Q. Will Eloise and Colin’s story continue into the next book?

A. Although Eloise and Colin’s story continues, the next book, The Masque of the Black Tulip, belongs to Henrietta Selwick and Miles Dorrington, the Purple Gentian’s little sister and best friend. When Eloise follows Colin back to Selwick Hall to plunder the family archives, she discovers that there’s a new French spy on the loose: the Black Tulip. (My apologies to Alexandre Dumas for stealing the name!) The Black Tulip is under orders to find and eliminate the Pink Carnation—which means, naturally, that someone will have to find and eliminate the Black Tulip. And who better to do so than Miles? Of course, Henrietta, the girl whose earliest words were “me, too!” insists on pursuing her own investigations. As I was writing The Secret History of the Pink Carnation, it became gloriously clear that Henrietta and Miles were perfectly suited—and equally clear that they were sure to fight it every step of the way. I’m happy to say they have proved me right on both counts.

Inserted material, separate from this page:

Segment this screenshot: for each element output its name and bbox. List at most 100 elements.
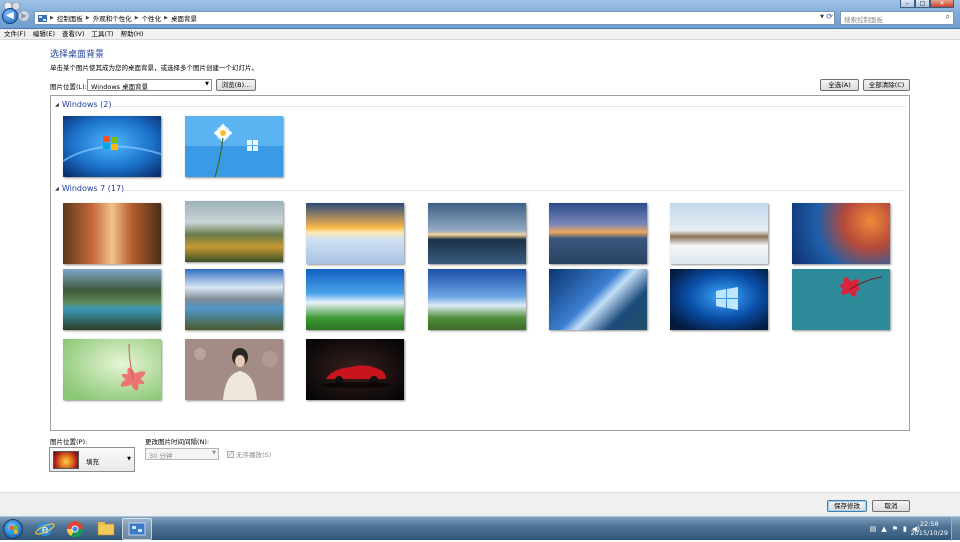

Q. When will Jane get her own book?

A. I’m not sure how much I should give away . . . but the short answer to that is, not for a while yet. One of the constraints of working in the early nineteenth century is that heroines tend to marry young, much younger than suits our modern sensibilities. If they don’t, the author is forced to engage in alarming contortions to explain why the heroine has been left on the shelf for so long—forced to take care of the family estates, without the money to afford a Season, kidnapped by bandits and locked in a box till after she turned twenty-one, and so on. An interesting trend recently has been to have older, widowed heroines, where the age problem is dealt with by the expedient of an earlier marriage and a conveniently deceased husband. With Jane, however, this problem is moot. Jane has a wonderful reason for not marrying young: she’s too busy saving civilization from the depredations of Napoleon’s armies. I will say, however, that Jane does get her romance eventually, and I know exactly who it is—but that’s between me and Jane.